"Cubra seu rosto
Você não pode disputar a corrida
O ritmo é muito rápido
Você não agüentará..."

Parte II

"Isso é uma fuga, você sabe disso..."

Um par de olhos verdes brilhou com o último vestígio de emoção. Harry teve muita vontade de fechar a porta na cara de seu antigo amigo, mas faltou-lhe coragem. Suspirou pesadamente. Cerrou suas pestanas e murmurou contrariado. Impaciente.

"O que você quer que eu faça, Ron?"

O ruivo, alto, magro e ainda sardento também suspirou, pronunciando aquelas palavras cuidadosamente escolhidas com uma certa dificuldade.

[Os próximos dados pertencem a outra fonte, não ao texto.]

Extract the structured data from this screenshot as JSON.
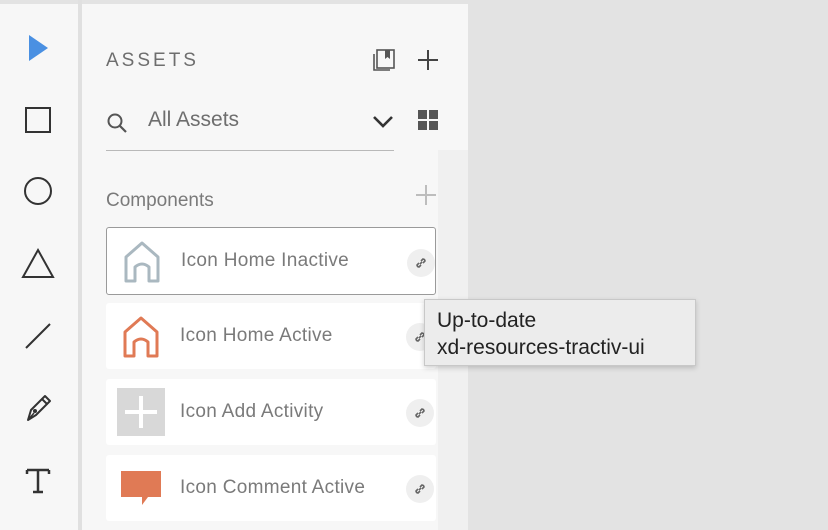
{
  "panel": {
    "title": "ASSETS",
    "search_value": "All Assets"
  },
  "components": {
    "section_label": "Components",
    "items": [
      {
        "label": "Icon Home Inactive",
        "icon": "home-outline-icon",
        "color": "#aab8c0"
      },
      {
        "label": "Icon Home Active",
        "icon": "home-outline-icon",
        "color": "#e07a55"
      },
      {
        "label": "Icon Add Activity",
        "icon": "plus-icon",
        "color": "#d8d8d8"
      },
      {
        "label": "Icon Comment Active",
        "icon": "speech-bubble-icon",
        "color": "#e07a55"
      }
    ]
  },
  "tooltip": {
    "line1": "Up-to-date",
    "line2": "xd-resources-tractiv-ui"
  },
  "colors": {
    "accent": "#4a90e2",
    "brand_orange": "#e07a55"
  }
}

"Quero meu amigo de volta, Harry. Quero você de volta. Não param de perguntar de você... todos estamos preocupados..." ele começou a balbuciar, as mãos se contorcendo. "Você tem de ser forte, Harry... não é como se a vida não continuasse..."

Harry ficou repentinamente arisco, parecia até que uma fagulha de ira se acendera em seus olhos, brilhando como uma chama num mar verde-esmeralda.

"Como... como você tem coragem de me dizer isso? Ela está morta, Ron! Ela era minha amiga, era sua amiga. Aliás, era mais que sua amiga... você a... você a..." mas a palavra fugiu de seus lábios e ele se calou por um segundo, xingando a si mesmo. Xingando Ron. "Como simplesmente pode fingir que nada aconteceu?"

Os olhos azuis do ruivo encheram-se d'água, mas após uma fungada que pareceu doer-lhe até as entranhas ele reprimiu o choro. Suas mãos compridas fecharam-se em punho e ele também parecia repentinamente tentado a fazer algo, como esmurrar Harry por exemplo, embora não tivesse coragem para tanto.

"Pára de ficar dizendo 'ela' e 'ela' como se não conseguisse pronunciar um bendito nome! É Hermione, Harry! HERMIONE!" a voz de Ron ganhou força, ficando mais alta até que ele começasse a gritar. "E ela morreu para que VOCÊ pudesse estar aqui hoje! Mas em retribuição... o que é que VOCÊ faz? Se isola! Se esconde! É assim que você agradece, Harry? A Hermione? A Sirius? A Lupin! Todos eles tornaram nossa vitória possível e você não tem coragem sequer de pronunciar o nome deles!"

Ron se calou, os dedos ainda enterrados nas palmas de suas próprias mãos, as maçãs do rosto tão vermelhas quanto os fios de seus cabelos. Porém, a fúria repentina do amigo causou em Harry uma curiosa sensação de alívio.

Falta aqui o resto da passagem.